Well my eventual goal is to implement FPGA in my production systems so 
it probably makes sense to keep that in mind as I begin my first forays. 
My philosophy with the C I've written for the system is to keep it all 
as portable as possible and perhaps have lost efficiency in doing so but 
the products are low-volume and the cost of a bigger/faster part is far 
less than the cost of rewriting platform specific code.
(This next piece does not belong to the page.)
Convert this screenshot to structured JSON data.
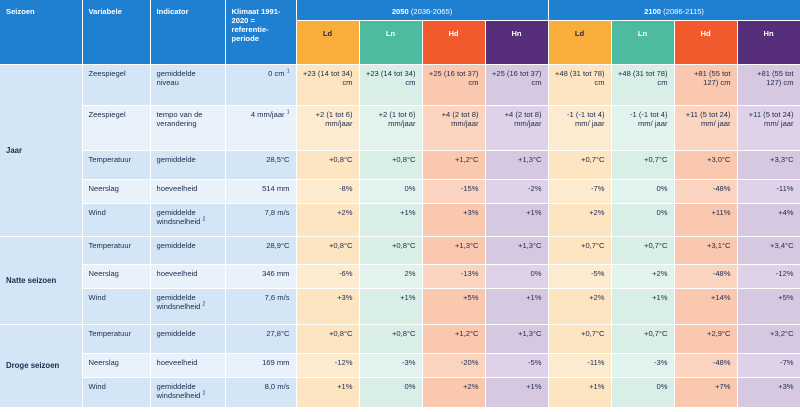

I think I will 
carry on that methodology with FPGAs and then look toward performance 
gains with platform specific optimisations if my hands get really tied. 





Re: Basic VHDL Development kit - Eli Bendersky - 07:21 10-10-07

On Oct 3, 12:10 am, Jarek Rozanski <jarek.rozan...@gmail.com> wrote:
> On 2 Pa , 18:54, Mike Treseler <mike_trese...@comcast.net> wrote:
>
> > Tom Lucas wrote:
> > > Does anybody have any suggestions for a cheap and basic development kit
> > > to practice VHDL on? It doesn't need to do much more than toggle a few
> > > output pins and I'm happy to make up my own programming leads etc. UK
> > > based distributors would be preferred.
>
> > If the objective is to learn vhdl, all you need is
>
> > 1. A simulator to verify and debug
> > the uut and testbench code and
>
> Good solution is a Aldec Active-HDL 7.2 SE (student edition). Very
> good simulation and verification tool. Nice schematic diagrams, easy
> waveform manipulation. Very good choice (personal opinion) for
> learning. Moreover, for this purposes it is free :)

I'll second this recommendation. I've found Active HDL's free student
edition more than enough for educational purposes.